Mokyr, 79, won one half of the prize "for having identified the prerequisites for sustained growth through technological progress", the Royal Swedish Academy of Sciences said.

Aghion, 69, and Howitt, 79, shared the other half "for the theory of sustained growth through creative destruction", it added.

John Hassler, chair of the prize committee, told reporters their work answered questions about how technological innovation drives growth and how sustained growth can be maintained.

Mokyr, who is a professor at Northwestern University in the United States, "used historical sources as one means to uncover the causes of sustained growth becoming the new normal", the jury said in a statement.

Aghion and Howitt then examined the concept of "creative destruction", which refers to the process "when a new and better product enters the market, the companies selling the older products lose out".

The economics prize is the only Nobel not among the original five created in the will of Swedish scientist Alfred Nobel, who died in 1896.

It was instead created through a donation from the Swedish central bank in 1968, leading detractors to dub it "a false Nobel".

But like the Nobels in chemistry and physics, the Royal Swedish Academy of Sciences chooses the winner and follows the same selection process.

The economics prize wraps up this year's Nobel season which honoured research into the human immune system, practical applications of quantum mechanics and the development of new forms of molecular architecture.

The literature prize went to Hungarian author Laszlo Krasznahorkai whose works explore themes of postmodern dystopia and melancholy.

Venezuelan opposition leader Maria Corina Machado was given the highly watched Nobel Peace Prize.

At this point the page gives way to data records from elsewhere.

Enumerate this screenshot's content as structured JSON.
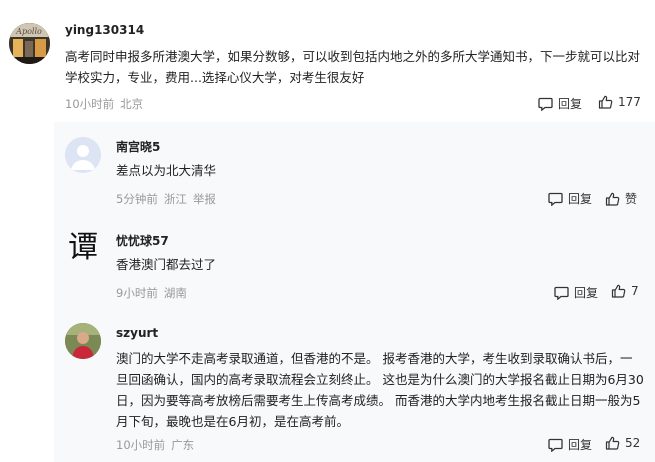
{
  "main_comment": {
    "username": "ying130314",
    "text": "高考同时申报多所港澳大学，如果分数够，可以收到包括内地之外的多所大学通知书，下一步就可以比对学校实力，专业，费用...选择心仪大学，对考生很友好",
    "time": "10小时前",
    "location": "北京",
    "reply_label": "回复",
    "like_count": "177"
  },
  "replies": [
    {
      "username": "南宫晓5",
      "text": "差点以为北大清华",
      "time": "5分钟前",
      "location": "浙江",
      "report_label": "举报",
      "reply_label": "回复",
      "like_label": "赞"
    },
    {
      "username": "忧忧球57",
      "avatar_char": "谭",
      "text": "香港澳门都去过了",
      "time": "9小时前",
      "location": "湖南",
      "reply_label": "回复",
      "like_count": "7"
    },
    {
      "username": "szyurt",
      "text": "澳门的大学不走高考录取通道，但香港的不是。 报考香港的大学，考生收到录取确认书后，一旦回函确认，国内的高考录取流程会立刻终止。 这也是为什么澳门的大学报名截止日期为6月30日，因为要等高考放榜后需要考生上传高考成绩。 而香港的大学内地考生报名截止日期一般为5月下旬，最晚也是在6月初，是在高考前。",
      "time": "10小时前",
      "location": "广东",
      "reply_label": "回复",
      "like_count": "52"
    }
  ],
  "colors": {
    "panel_bg": "#f8f9fa",
    "meta_gray": "#999999",
    "text": "#222222"
  },
  "icons": [
    "comment-icon",
    "thumbs-up-icon"
  ]
}
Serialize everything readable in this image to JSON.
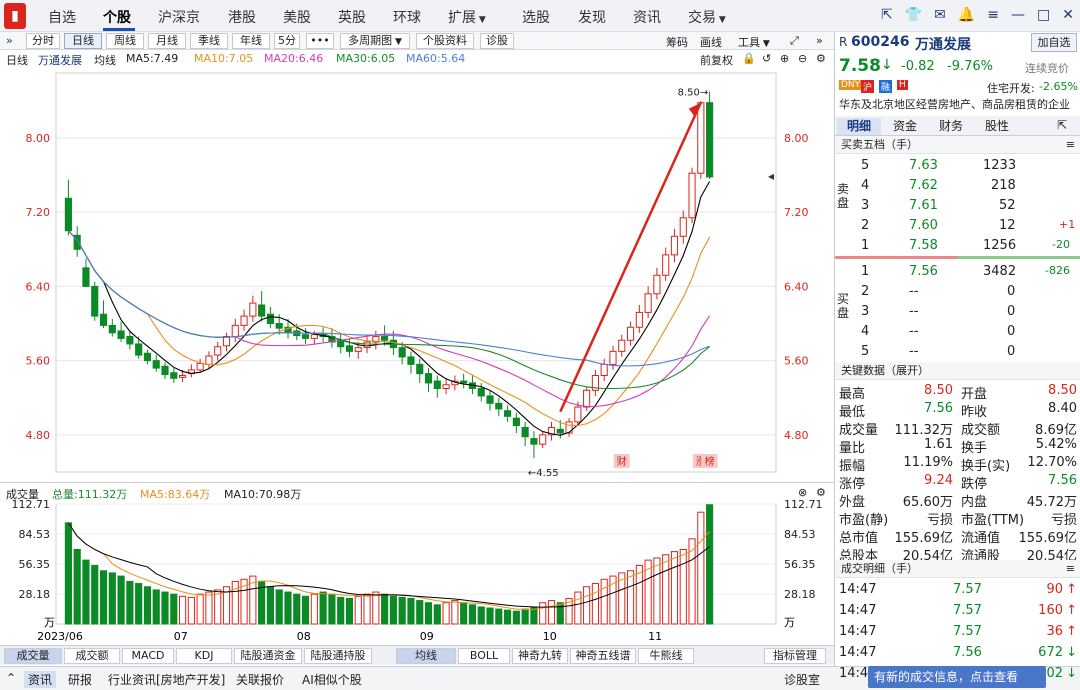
{
  "nav": {
    "items": [
      "自选",
      "个股",
      "沪深京",
      "港股",
      "美股",
      "英股",
      "环球",
      "扩展",
      "选股",
      "发现",
      "资讯",
      "交易"
    ],
    "active": "个股"
  },
  "toolbar": {
    "periods": [
      "分时",
      "日线",
      "周线",
      "月线",
      "季线",
      "年线",
      "5分"
    ],
    "active_period": "日线",
    "more": "•••",
    "multi": "多周期图",
    "profile": "个股资料",
    "diagnose": "诊股",
    "right_tools": [
      "筹码",
      "画线",
      "工具"
    ]
  },
  "ma": {
    "period": "日线",
    "name": "万通发展",
    "type": "均线",
    "ma5": "MA5:7.49",
    "ma10": "MA10:7.05",
    "ma20": "MA20:6.46",
    "ma30": "MA30:6.05",
    "ma60": "MA60:5.64",
    "adjust": "前复权"
  },
  "chart_data": {
    "type": "candlestick",
    "title": "万通发展 日线",
    "x_ticks": [
      "2023/06",
      "07",
      "08",
      "09",
      "10",
      "11"
    ],
    "y_ticks": [
      "8.00",
      "7.20",
      "6.40",
      "5.60",
      "4.80"
    ],
    "ylim": [
      4.55,
      8.5
    ],
    "annotations": {
      "high": "8.50",
      "low": "4.55",
      "markers": [
        "财",
        "涨",
        "榜"
      ]
    },
    "candles": [
      [
        7.35,
        7.55,
        7.0,
        6.95
      ],
      [
        6.95,
        7.05,
        6.8,
        6.72
      ],
      [
        6.6,
        6.7,
        6.4,
        6.42
      ],
      [
        6.4,
        6.45,
        6.08,
        6.03
      ],
      [
        6.1,
        6.25,
        5.98,
        5.95
      ],
      [
        5.98,
        6.05,
        5.9,
        5.86
      ],
      [
        5.92,
        6.02,
        5.84,
        5.8
      ],
      [
        5.86,
        5.92,
        5.78,
        5.72
      ],
      [
        5.78,
        5.86,
        5.66,
        5.62
      ],
      [
        5.68,
        5.72,
        5.6,
        5.56
      ],
      [
        5.6,
        5.66,
        5.52,
        5.48
      ],
      [
        5.54,
        5.58,
        5.45,
        5.4
      ],
      [
        5.47,
        5.52,
        5.41,
        5.36
      ],
      [
        5.42,
        5.5,
        5.44,
        5.37
      ],
      [
        5.46,
        5.56,
        5.5,
        5.42
      ],
      [
        5.5,
        5.62,
        5.57,
        5.47
      ],
      [
        5.56,
        5.7,
        5.65,
        5.52
      ],
      [
        5.66,
        5.8,
        5.75,
        5.6
      ],
      [
        5.76,
        5.9,
        5.86,
        5.7
      ],
      [
        5.86,
        6.05,
        5.98,
        5.8
      ],
      [
        5.98,
        6.15,
        6.08,
        5.92
      ],
      [
        6.08,
        6.3,
        6.22,
        6.02
      ],
      [
        6.2,
        6.35,
        6.08,
        6.02
      ],
      [
        6.1,
        6.18,
        6.0,
        5.95
      ],
      [
        6.0,
        6.1,
        5.95,
        5.88
      ],
      [
        5.96,
        6.05,
        5.9,
        5.84
      ],
      [
        5.92,
        6.0,
        5.87,
        5.82
      ],
      [
        5.88,
        5.95,
        5.84,
        5.78
      ],
      [
        5.84,
        5.92,
        5.88,
        5.78
      ],
      [
        5.88,
        5.96,
        5.86,
        5.8
      ],
      [
        5.86,
        5.95,
        5.8,
        5.74
      ],
      [
        5.82,
        5.9,
        5.75,
        5.68
      ],
      [
        5.76,
        5.84,
        5.7,
        5.64
      ],
      [
        5.7,
        5.8,
        5.74,
        5.62
      ],
      [
        5.74,
        5.86,
        5.8,
        5.68
      ],
      [
        5.8,
        5.92,
        5.86,
        5.72
      ],
      [
        5.86,
        5.98,
        5.82,
        5.76
      ],
      [
        5.82,
        5.92,
        5.74,
        5.66
      ],
      [
        5.74,
        5.8,
        5.64,
        5.56
      ],
      [
        5.64,
        5.7,
        5.56,
        5.46
      ],
      [
        5.56,
        5.62,
        5.46,
        5.36
      ],
      [
        5.46,
        5.52,
        5.36,
        5.26
      ],
      [
        5.38,
        5.44,
        5.3,
        5.2
      ],
      [
        5.3,
        5.4,
        5.34,
        5.24
      ],
      [
        5.34,
        5.44,
        5.38,
        5.28
      ],
      [
        5.38,
        5.46,
        5.36,
        5.3
      ],
      [
        5.36,
        5.44,
        5.3,
        5.24
      ],
      [
        5.3,
        5.36,
        5.22,
        5.16
      ],
      [
        5.22,
        5.28,
        5.14,
        5.06
      ],
      [
        5.14,
        5.2,
        5.08,
        5.0
      ],
      [
        5.06,
        5.12,
        5.0,
        4.94
      ],
      [
        4.98,
        5.04,
        4.9,
        4.82
      ],
      [
        4.88,
        4.94,
        4.78,
        4.68
      ],
      [
        4.76,
        4.84,
        4.7,
        4.55
      ],
      [
        4.7,
        4.84,
        4.8,
        4.66
      ],
      [
        4.8,
        4.94,
        4.88,
        4.74
      ],
      [
        4.86,
        4.96,
        4.82,
        4.76
      ],
      [
        4.82,
        4.98,
        4.94,
        4.78
      ],
      [
        4.94,
        5.16,
        5.1,
        4.9
      ],
      [
        5.1,
        5.32,
        5.28,
        5.06
      ],
      [
        5.28,
        5.5,
        5.44,
        5.22
      ],
      [
        5.44,
        5.62,
        5.56,
        5.38
      ],
      [
        5.56,
        5.76,
        5.7,
        5.5
      ],
      [
        5.7,
        5.88,
        5.82,
        5.64
      ],
      [
        5.82,
        6.02,
        5.96,
        5.76
      ],
      [
        5.96,
        6.2,
        6.12,
        5.9
      ],
      [
        6.12,
        6.4,
        6.32,
        6.06
      ],
      [
        6.32,
        6.6,
        6.52,
        6.26
      ],
      [
        6.52,
        6.82,
        6.74,
        6.46
      ],
      [
        6.74,
        7.02,
        6.94,
        6.66
      ],
      [
        6.94,
        7.22,
        7.14,
        6.86
      ],
      [
        7.14,
        7.68,
        7.62,
        7.08
      ],
      [
        7.62,
        8.4,
        8.38,
        7.56
      ],
      [
        8.38,
        8.5,
        7.58,
        7.56
      ]
    ],
    "ma_lines": [
      "MA5",
      "MA10",
      "MA20",
      "MA30",
      "MA60"
    ]
  },
  "volume": {
    "label": "成交量",
    "total": "总量:111.32万",
    "ma5": "MA5:83.64万",
    "ma10": "MA10:70.98万",
    "y_ticks": [
      "112.71",
      "84.53",
      "56.35",
      "28.18"
    ],
    "unit": "万"
  },
  "volume_data": [
    95,
    70,
    60,
    55,
    50,
    48,
    45,
    40,
    38,
    35,
    32,
    30,
    28,
    26,
    25,
    28,
    30,
    32,
    35,
    40,
    42,
    45,
    40,
    35,
    32,
    30,
    28,
    26,
    28,
    30,
    28,
    25,
    24,
    26,
    28,
    30,
    28,
    26,
    25,
    24,
    22,
    20,
    18,
    20,
    22,
    20,
    18,
    16,
    15,
    14,
    13,
    12,
    14,
    16,
    20,
    22,
    20,
    24,
    30,
    35,
    38,
    42,
    45,
    48,
    50,
    55,
    60,
    62,
    65,
    68,
    70,
    80,
    105,
    112
  ],
  "panel_tabs": [
    "成交量",
    "成交额",
    "MACD",
    "KDJ",
    "陆股通资金",
    "陆股通持股",
    "均线",
    "BOLL",
    "神奇九转",
    "神奇五线谱",
    "牛熊线"
  ],
  "panel_active": [
    "成交量",
    "均线"
  ],
  "indicator_mgr": "指标管理",
  "bottom_tabs": [
    "资讯",
    "研报",
    "行业资讯[房地产开发]",
    "关联报价",
    "AI相似个股",
    "诊股室"
  ],
  "stock": {
    "prefix": "R",
    "code": "600246",
    "name": "万通发展",
    "add_btn": "加自选",
    "price": "7.58",
    "change": "-0.82",
    "pct": "-9.76%",
    "arrow": "↓",
    "status": "连续竞价",
    "sector_label": "住宅开发:",
    "sector_pct": "-2.65%",
    "tags": [
      "DNY",
      "沪",
      "融",
      "H"
    ],
    "desc": "华东及北京地区经营房地产、商品房租赁的企业"
  },
  "right_tabs": [
    "明细",
    "资金",
    "财务",
    "股性"
  ],
  "orderbook": {
    "title": "买卖五档（手）",
    "sell_label": "卖盘",
    "buy_label": "买盘",
    "sells": [
      {
        "n": "5",
        "p": "7.63",
        "v": "1233",
        "d": ""
      },
      {
        "n": "4",
        "p": "7.62",
        "v": "218",
        "d": ""
      },
      {
        "n": "3",
        "p": "7.61",
        "v": "52",
        "d": ""
      },
      {
        "n": "2",
        "p": "7.60",
        "v": "12",
        "d": "+1"
      },
      {
        "n": "1",
        "p": "7.58",
        "v": "1256",
        "d": "-20"
      }
    ],
    "buys": [
      {
        "n": "1",
        "p": "7.56",
        "v": "3482",
        "d": "-826"
      },
      {
        "n": "2",
        "p": "--",
        "v": "0",
        "d": ""
      },
      {
        "n": "3",
        "p": "--",
        "v": "0",
        "d": ""
      },
      {
        "n": "4",
        "p": "--",
        "v": "0",
        "d": ""
      },
      {
        "n": "5",
        "p": "--",
        "v": "0",
        "d": ""
      }
    ]
  },
  "keydata": {
    "title": "关键数据（展开）",
    "rows": [
      [
        "最高",
        "8.50",
        "开盘",
        "8.50"
      ],
      [
        "最低",
        "7.56",
        "昨收",
        "8.40"
      ],
      [
        "成交量",
        "111.32万",
        "成交额",
        "8.69亿"
      ],
      [
        "量比",
        "1.61",
        "换手",
        "5.42%"
      ],
      [
        "振幅",
        "11.19%",
        "换手(实)",
        "12.70%"
      ],
      [
        "涨停",
        "9.24",
        "跌停",
        "7.56"
      ],
      [
        "外盘",
        "65.60万",
        "内盘",
        "45.72万"
      ],
      [
        "市盈(静)",
        "亏损",
        "市盈(TTM)",
        "亏损"
      ],
      [
        "总市值",
        "155.69亿",
        "流通值",
        "155.69亿"
      ],
      [
        "总股本",
        "20.54亿",
        "流通股",
        "20.54亿"
      ]
    ]
  },
  "trades": {
    "title": "成交明细（手）",
    "rows": [
      [
        "14:47",
        "7.57",
        "90",
        "up"
      ],
      [
        "14:47",
        "7.57",
        "160",
        "up"
      ],
      [
        "14:47",
        "7.57",
        "36",
        "up"
      ],
      [
        "14:47",
        "7.56",
        "672",
        "down"
      ],
      [
        "14:47",
        "7.56",
        "102",
        "down"
      ]
    ]
  },
  "notice": "有新的成交信息，点击查看",
  "colors": {
    "up": "#d9261c",
    "down": "#0b8a26",
    "ma5": "#000000",
    "ma10": "#e8901c",
    "ma20": "#d63ab8",
    "ma30": "#1a8a30",
    "ma60": "#4d7fcf"
  }
}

In a surprise move, Machado dedicated the prize to US President Donald Trump, who had made no secret that he thought he deserved it.

The Nobel economics prize consists of a diploma, a gold medal and a $1.2 million cheque.

The laureates will receive their prizes at formal ceremonies in Stockholm and Oslo on December 10.

That date is the anniversary of the death in 1896 of scientist Alfred Nobel, who created the prizes in his will.